In this section, you state where these clauses can be found in your articles (by page, article, and paragraph).

Narrative Description of Your Activities Here you provide a detailed, narrative description of all of your organization’s activities (past, present, and future) in their order of importance (i.e. in order of the amount of time and resources devoted to each activity).  For each activity, explain

  • the activity itself, how it furthers an exempt purpose of your organization, and the percentage of time your group will devote to it
  • when it was begun (or when it will)
  • where and by whom it will be conducted
  • how it will be funded (the financial information or projections you provide later in your application should be consistent with the funding methods or mechanisms you mention here).

Compensation and Financial Arrangements  The purpose of this section is to prevent people from creating and operating a nonprofit for the sole benefit of its founders, insiders, or major contributors.  You’ll need to give information about all proposed compensation to, and financial arrangements with initial directors, initial officers, trustees, etc.

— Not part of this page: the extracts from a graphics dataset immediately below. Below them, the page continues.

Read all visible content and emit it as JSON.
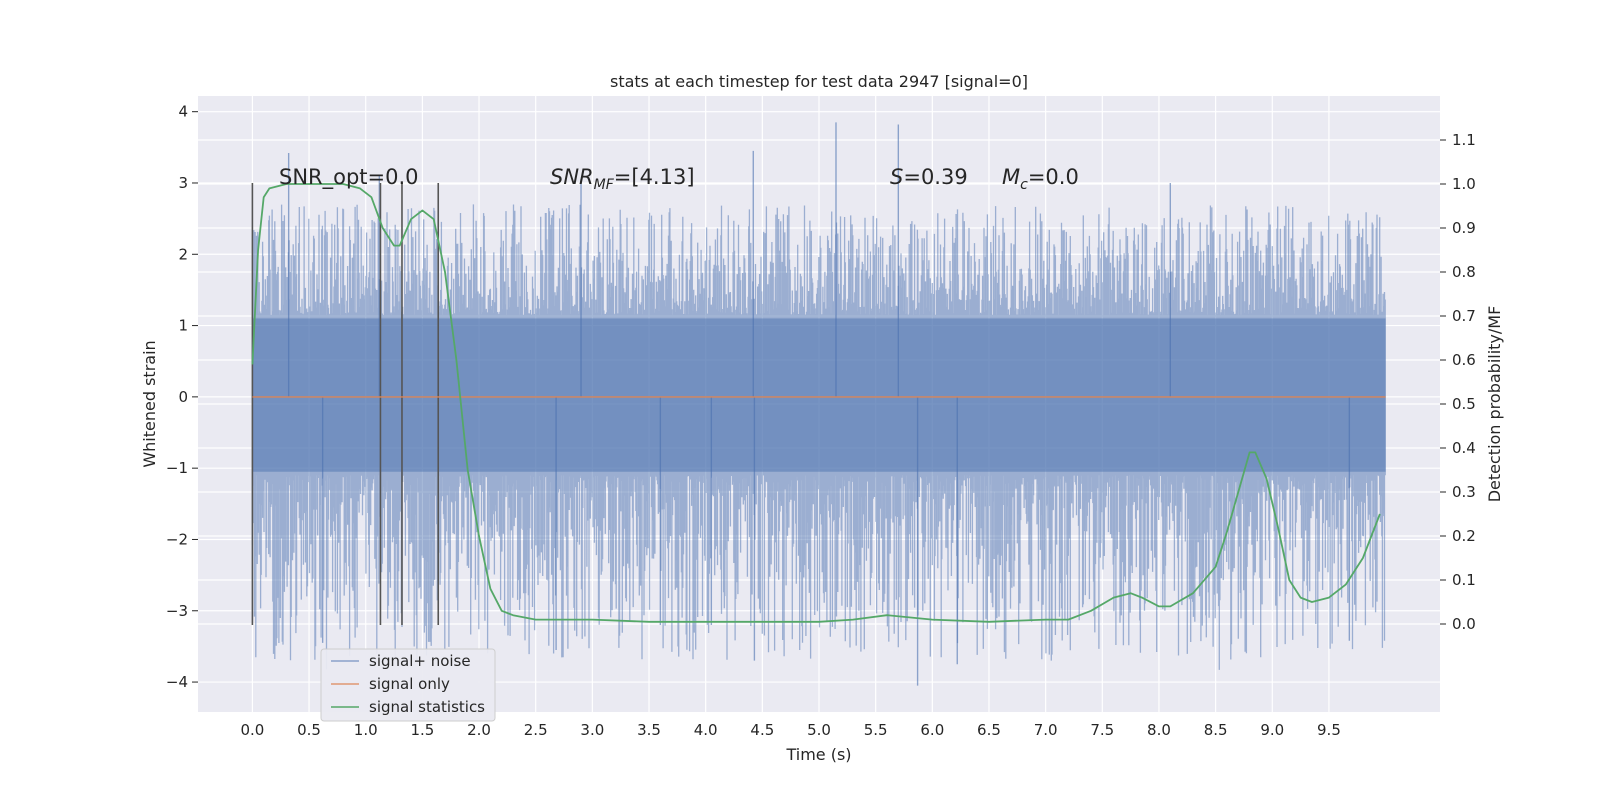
{
  "chart_data": {
    "type": "line",
    "title": "stats at each timestep for test data 2947 [signal=0]",
    "xlabel": "Time (s)",
    "ylabel_left": "Whitened strain",
    "ylabel_right": "Detection probability/MF",
    "xlim": [
      -0.48,
      10.48
    ],
    "ylim_left": [
      -4.42,
      4.22
    ],
    "ylim_right": [
      -0.2,
      1.2
    ],
    "x_ticks": [
      "0.0",
      "0.5",
      "1.0",
      "1.5",
      "2.0",
      "2.5",
      "3.0",
      "3.5",
      "4.0",
      "4.5",
      "5.0",
      "5.5",
      "6.0",
      "6.5",
      "7.0",
      "7.5",
      "8.0",
      "8.5",
      "9.0",
      "9.5"
    ],
    "left_ticks": [
      "4",
      "3",
      "2",
      "1",
      "0",
      "−1",
      "−2",
      "−3",
      "−4"
    ],
    "right_ticks": [
      "1.1",
      "1.0",
      "0.9",
      "0.8",
      "0.7",
      "0.6",
      "0.5",
      "0.4",
      "0.3",
      "0.2",
      "0.1",
      "0.0"
    ],
    "grid": true,
    "legend_position": "lower-left",
    "annotations": {
      "snr_opt": "SNR_opt=0.0",
      "snr_mf_main": "SNR",
      "snr_mf_sub": "MF",
      "snr_mf_value": "=[4.13]",
      "s_sym": "S",
      "s_value": "=0.39",
      "mc_sym": "M",
      "mc_sub": "c",
      "mc_value": "=0.0"
    },
    "vertical_markers": [
      0.0,
      1.13,
      1.32,
      1.64
    ],
    "marker_range_left": [
      -3.2,
      3.0
    ],
    "series": [
      {
        "name": "signal+ noise",
        "color": "#4c72b0",
        "axis": "left",
        "x_range": [
          0.0,
          10.0
        ],
        "band_low": -1.1,
        "band_high": 1.15,
        "typical_peak": 2.3,
        "spikes_up": [
          [
            0.32,
            3.42
          ],
          [
            4.42,
            3.45
          ],
          [
            5.15,
            3.85
          ],
          [
            5.7,
            3.82
          ],
          [
            1.12,
            3.1
          ],
          [
            2.9,
            3.05
          ],
          [
            8.1,
            3.0
          ]
        ],
        "spikes_down": [
          [
            0.62,
            -3.45
          ],
          [
            2.68,
            -3.55
          ],
          [
            4.43,
            -3.7
          ],
          [
            5.87,
            -4.05
          ],
          [
            6.22,
            -3.75
          ],
          [
            9.68,
            -3.42
          ],
          [
            3.6,
            -3.2
          ],
          [
            4.05,
            -3.2
          ]
        ]
      },
      {
        "name": "signal only",
        "color": "#dd8452",
        "axis": "left",
        "x": [
          0.0,
          10.0
        ],
        "y": [
          0.0,
          0.0
        ]
      },
      {
        "name": "signal statistics",
        "color": "#55a868",
        "axis": "right",
        "x": [
          0.0,
          0.05,
          0.1,
          0.15,
          0.3,
          0.5,
          0.8,
          0.95,
          1.05,
          1.15,
          1.25,
          1.3,
          1.4,
          1.5,
          1.6,
          1.7,
          1.8,
          1.9,
          2.0,
          2.1,
          2.2,
          2.3,
          2.5,
          3.0,
          3.5,
          4.0,
          4.5,
          5.0,
          5.3,
          5.6,
          6.0,
          6.5,
          7.0,
          7.2,
          7.4,
          7.6,
          7.75,
          7.85,
          8.0,
          8.1,
          8.3,
          8.5,
          8.6,
          8.7,
          8.8,
          8.85,
          8.95,
          9.05,
          9.15,
          9.25,
          9.35,
          9.5,
          9.65,
          9.8,
          9.95
        ],
        "y": [
          0.59,
          0.85,
          0.97,
          0.99,
          1.0,
          1.0,
          1.0,
          0.99,
          0.97,
          0.9,
          0.86,
          0.86,
          0.92,
          0.94,
          0.92,
          0.8,
          0.6,
          0.35,
          0.2,
          0.08,
          0.03,
          0.02,
          0.01,
          0.01,
          0.005,
          0.005,
          0.005,
          0.005,
          0.01,
          0.02,
          0.01,
          0.005,
          0.01,
          0.01,
          0.03,
          0.06,
          0.07,
          0.06,
          0.04,
          0.04,
          0.07,
          0.13,
          0.21,
          0.3,
          0.39,
          0.39,
          0.33,
          0.22,
          0.1,
          0.06,
          0.05,
          0.06,
          0.09,
          0.15,
          0.25
        ]
      }
    ]
  }
}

Members and Others That Receive Benefits From the Nonprofit  If your nonprofit will provide goods or services as part of its exempt-purpose activities, you must report this on Form 1023.  The IRS wants to ensure that your nonprofit is set up to provide goods and services to all members of the public — or at least a segment of the public that is not limited to particular individuals.

Your History If your nonprofit is a “successor” to an incorporated or preexisting organization the IRS wants to know this.  Your nonprofit is most likely a successor organization if it has:

  • taken over the activities of a prior organization
  • taken over 25% or more of the assets of a preexisting nonprofit
  • been legally converted from the previous association to a nonprofit

Details on Your Specific Activities This part asks about certain types of activities, such as political activity and fundraising, that the IRS scrutinizes closely.  For example:

  • 501(c)(3) nonprofit organizations may not participate in political campaigns
  • Certain types of fundraising are restricted, including bingo and gaming activities, fundraising for other nonprofits, or using a professional fundraiser

Financial Data All groups seeking 501(c)(3) exempt status must provide a statement of revenues and expenses and a balance sheet.  An organization that has been in existence for five years or more must provide financial data for its most recent five years.  Other groups must provide financial data for each year they have been in existence and good faith estimates for future years for a total of three or four years, depending on how long the organization has been in existence.

Public Charity or Private Foundation This section relates to your nonprofit’s classification as a public charity or private foundation.  Public charities, which include churches, schools, hospitals, and a number of other groups derive most of their support from the public or receive most of their revenue from activities related to tax-exempt purposes.  Most groups want to be classified as a public charity because private foundations are subject to strict operating rules and regulations.

Fee Information You must pay a fee when you submit your Form 1023 application.  Check the IRS website for user fees that vary depending on your nonprofit’s gross receipts.